There are still too many IT organizations whose favorite movie is “Dr. No.” But more organizations are starting to figure out that if they deny the business, the business will get what they need on their own. When we talked to people who made IT decisions without the involvement of IT, it wasn’t because they didn’t like IT. IT was because what they needed to do was too important and IT didn’t have the time or money to invest in it.

CIO.com: IT leaders say they want more innovation from their IT service providers, but it doesn’t seem that they’re making the necessary changes internally to get it. Forrester’s survey of more than 1,000 IT outsourcing decision makers found that 59 percent were adding more specific technical SLAs while just 38 percent were adding more business-outcome-level metrics.

McCarthy: Clients need to stop looking out the window and start looking in the mirror. They want innovation, but they lack the internal vendor management focus and processes to get there.

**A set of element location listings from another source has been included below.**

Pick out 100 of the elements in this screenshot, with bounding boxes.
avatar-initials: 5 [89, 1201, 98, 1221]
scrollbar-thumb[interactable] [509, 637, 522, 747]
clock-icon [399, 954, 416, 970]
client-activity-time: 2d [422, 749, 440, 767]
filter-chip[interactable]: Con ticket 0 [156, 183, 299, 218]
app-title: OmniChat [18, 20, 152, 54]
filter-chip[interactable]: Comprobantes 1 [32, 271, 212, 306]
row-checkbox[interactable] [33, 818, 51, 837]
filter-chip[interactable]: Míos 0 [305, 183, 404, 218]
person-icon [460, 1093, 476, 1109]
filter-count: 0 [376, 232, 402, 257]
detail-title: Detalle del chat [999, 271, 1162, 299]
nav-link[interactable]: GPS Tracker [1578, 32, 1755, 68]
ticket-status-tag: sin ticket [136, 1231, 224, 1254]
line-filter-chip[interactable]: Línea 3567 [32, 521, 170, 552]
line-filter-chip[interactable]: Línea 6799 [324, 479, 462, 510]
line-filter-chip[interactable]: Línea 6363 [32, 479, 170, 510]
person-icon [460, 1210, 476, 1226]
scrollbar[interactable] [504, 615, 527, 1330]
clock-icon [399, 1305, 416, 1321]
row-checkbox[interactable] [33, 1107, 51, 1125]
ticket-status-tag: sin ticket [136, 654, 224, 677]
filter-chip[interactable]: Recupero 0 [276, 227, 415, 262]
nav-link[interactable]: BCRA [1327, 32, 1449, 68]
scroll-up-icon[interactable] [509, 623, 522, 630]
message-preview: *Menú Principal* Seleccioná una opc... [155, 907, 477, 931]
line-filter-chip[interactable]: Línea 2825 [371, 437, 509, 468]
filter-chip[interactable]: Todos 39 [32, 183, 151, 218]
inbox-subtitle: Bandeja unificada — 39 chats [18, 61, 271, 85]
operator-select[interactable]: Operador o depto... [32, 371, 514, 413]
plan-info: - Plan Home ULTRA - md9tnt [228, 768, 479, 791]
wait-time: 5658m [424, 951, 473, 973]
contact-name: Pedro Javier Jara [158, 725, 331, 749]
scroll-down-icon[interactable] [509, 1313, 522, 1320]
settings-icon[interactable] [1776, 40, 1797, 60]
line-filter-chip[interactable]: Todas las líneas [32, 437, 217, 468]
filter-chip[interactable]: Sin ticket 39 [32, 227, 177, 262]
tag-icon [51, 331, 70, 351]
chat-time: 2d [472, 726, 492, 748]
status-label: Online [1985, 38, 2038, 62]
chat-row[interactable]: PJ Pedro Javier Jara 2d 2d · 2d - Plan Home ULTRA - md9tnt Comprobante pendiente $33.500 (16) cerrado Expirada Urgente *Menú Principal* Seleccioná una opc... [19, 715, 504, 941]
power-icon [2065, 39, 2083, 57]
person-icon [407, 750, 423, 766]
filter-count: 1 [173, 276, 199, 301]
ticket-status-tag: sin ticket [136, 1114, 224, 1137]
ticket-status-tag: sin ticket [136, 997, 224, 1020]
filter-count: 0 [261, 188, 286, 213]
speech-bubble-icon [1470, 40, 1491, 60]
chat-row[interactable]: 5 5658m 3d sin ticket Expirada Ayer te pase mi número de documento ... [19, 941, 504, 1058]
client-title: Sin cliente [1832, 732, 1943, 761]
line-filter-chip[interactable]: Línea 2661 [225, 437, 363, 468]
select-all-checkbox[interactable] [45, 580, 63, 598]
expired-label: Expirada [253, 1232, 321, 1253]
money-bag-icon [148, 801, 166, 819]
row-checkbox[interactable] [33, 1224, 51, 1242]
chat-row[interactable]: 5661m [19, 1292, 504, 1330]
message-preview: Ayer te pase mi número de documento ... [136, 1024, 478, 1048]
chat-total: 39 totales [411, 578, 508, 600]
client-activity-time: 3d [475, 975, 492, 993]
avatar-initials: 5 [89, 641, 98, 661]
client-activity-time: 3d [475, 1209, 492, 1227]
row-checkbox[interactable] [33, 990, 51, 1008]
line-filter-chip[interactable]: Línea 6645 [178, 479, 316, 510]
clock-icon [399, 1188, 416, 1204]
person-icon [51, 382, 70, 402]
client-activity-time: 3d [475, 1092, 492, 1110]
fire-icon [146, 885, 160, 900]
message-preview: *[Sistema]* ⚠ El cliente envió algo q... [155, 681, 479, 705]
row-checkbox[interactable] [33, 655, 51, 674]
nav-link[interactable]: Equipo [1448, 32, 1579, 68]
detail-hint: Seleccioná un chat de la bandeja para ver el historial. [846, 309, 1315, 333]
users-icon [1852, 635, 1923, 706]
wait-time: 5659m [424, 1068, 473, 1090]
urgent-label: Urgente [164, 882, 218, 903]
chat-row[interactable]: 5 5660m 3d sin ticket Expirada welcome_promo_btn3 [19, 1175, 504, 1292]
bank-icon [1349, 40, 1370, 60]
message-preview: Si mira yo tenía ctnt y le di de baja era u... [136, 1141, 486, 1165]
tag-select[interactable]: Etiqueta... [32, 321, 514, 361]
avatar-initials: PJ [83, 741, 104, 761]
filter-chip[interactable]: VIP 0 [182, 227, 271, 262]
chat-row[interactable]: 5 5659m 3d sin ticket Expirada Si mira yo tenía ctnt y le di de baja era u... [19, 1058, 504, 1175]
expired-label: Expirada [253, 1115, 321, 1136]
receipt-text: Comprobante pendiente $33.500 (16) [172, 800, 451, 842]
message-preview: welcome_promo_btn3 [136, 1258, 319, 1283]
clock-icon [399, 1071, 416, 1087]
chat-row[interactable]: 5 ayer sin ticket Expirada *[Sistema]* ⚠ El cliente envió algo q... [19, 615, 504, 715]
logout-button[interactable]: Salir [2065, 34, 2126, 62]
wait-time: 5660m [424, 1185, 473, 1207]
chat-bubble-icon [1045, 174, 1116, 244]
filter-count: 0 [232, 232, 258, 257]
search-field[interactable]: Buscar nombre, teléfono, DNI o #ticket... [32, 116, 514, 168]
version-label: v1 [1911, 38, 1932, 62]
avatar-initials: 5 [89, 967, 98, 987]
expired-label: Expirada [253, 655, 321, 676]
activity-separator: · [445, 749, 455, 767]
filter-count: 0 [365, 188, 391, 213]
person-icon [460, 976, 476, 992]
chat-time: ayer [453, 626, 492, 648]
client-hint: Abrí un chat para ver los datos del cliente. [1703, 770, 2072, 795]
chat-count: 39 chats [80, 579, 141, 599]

The good news is that for the first time in the 8 years that we’ve done this survey, cost was not the number one criteria [in IT outsourcing decisions]. As we enter this unprecedented period of innovation, things are going to have to change. IT leaders will have to look at costs not just at the rate level, but also at the lifecycle level. If you get a good rate, but have to do something over three or four times to get it right, it’s not such a good rate anymore.

CIO.com: What are some of the best practices of those IT organizations that get vendor management right?

McCarthy: They separate innovation from ongoing operations in the contract and in the management. You’ll see a very different set of attendees from the client and the vendor on their innovation councils than those involved in system implementation or operations.

They embrace concepts like our 10 steps of systematic multi-sourcing.

They understand what they’re trying to accomplish from a business point of view versus an IT point of view.

CIO.com: When IT made all the IT outsourcing decisions, presumably its experience determining demand and contracting with vendors helped make up for what may be lacking in the vendor management department. But if business users with much less experience are making these big technology decisions — and no one’s managing the vendors well — the potential ramifications would seem to multiply.

McCarthy: One of the biggest problems that’s going to confront this industry is that while the rate of innovation is clearly going up, the investment in governance needed to make those innovations successful is not happening. That’s going to come back to the end user and the IT organization and bite them both in the butt.

Those on the business side will tell you that their technology acumen has gone up, and that’s true to some extent. But more often than not they’re relying on a vendor like Salesforce to manage their infrastructure for them.

I’m not going to go the “chicken little” route. But the business is still in its technological adolescence. And as anyone who’s even had a teenage kid knows, they damn well need to be supervised in adolescence.